Historical population
| Census | Pop. | Note | %± |
| 1980 | 1,081 |  | — |
| 1990 | 1,371 |  | 26.8% |
| 2000 | 2,146 |  | 56.5% |
| 2010 | 2,093 |  | −2.5% |
| 2020 | 2,072 |  | −1.0% |
Sources:

===2020 census===

Pegram racial composition
| Race | Number | Percentage |
|---|---|---|
| White (non-Hispanic) | 1,906 | 91.99% |
| Black or African American (non-Hispanic) | 44 | 2.12% |
| Asian | 7 | 0.34% |
| Other/Mixed | 56 | 2.7% |
| Hispanic or Latino | 59 | 2.85% |

As of the 2020 United States census, there were 2,072 people, 911 households, and 717 families residing in the town.

===2000 census===
As of the census of 2000, there were 2146 people, 773 households, and 636 families residing in the town. The population density was 269.0 PD/sqmi. There were 801 housing units at an average density of 100.4 /sqmi. The racial makeup of the town was 95.06% White, 3.73% African American, 0.37% Native American, 0.14% Asian, 0.19% from other races, and 0.51% from two or more races. Hispanic or Latino of any race were 1.40% of the population.

There were 773 households, out of which 43.2% had children under the age of 18 living with them, 70.4% were married couples living together, 8.7% had a female householder with no husband present, and 17.7% were non-families. 15.0% of all households were made up of individuals, and 3.9% had someone living alone who was 65 years of age or older. The average household size was 2.74 and the average family size was 3.03.

In the town, the population was spread out, with 28.7% under the age of 18, 5.5% from 18 to 24, 35.8% from 25 to 44, 22.4% from 45 to 64, and 7.6% who were 65 years of age or older.

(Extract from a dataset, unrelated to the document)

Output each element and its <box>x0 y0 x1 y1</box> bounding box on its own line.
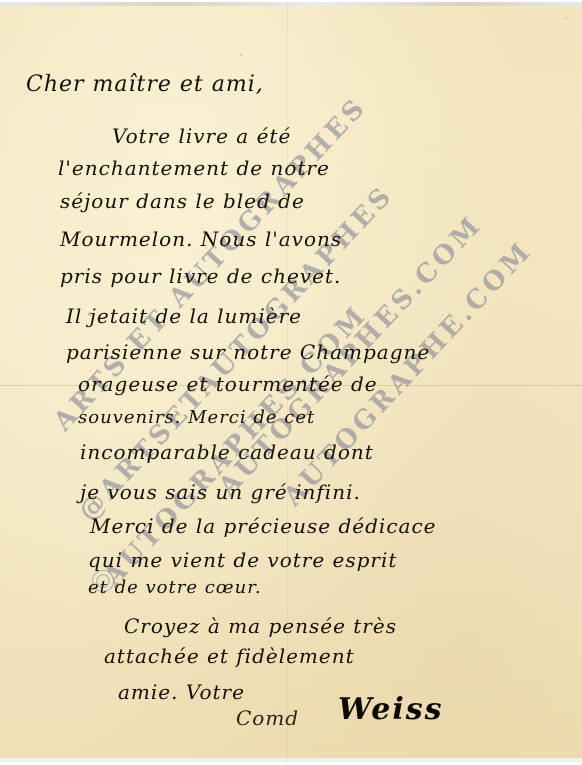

The median age was 36 years. For every 100 females, there were 103.0 males. For every 100 females age 18 and over, there were 98.4 males. The median income for a household in the town was $55,259, and the median income for a family was $69,306. Males had a median income of $40,727 versus $30,268 for females. The per capita income for the town was $22,980. About 4.2% of families and 5.0% of the population were below the poverty line, including 3.7% of those under age 18 and 8.3% of those age 65 or over. It is also located approximately 15 miles from the Capitol Building of Tennessee. The Town of Pegram adjoins the Metropolitan Government of Nashville boundary and is a Chartered Municipality.

==Notable person==
Horace McCoy, novelist and Hollywood screenwriter whose works include They Shoot Horses, Don't They? was born in Pegram.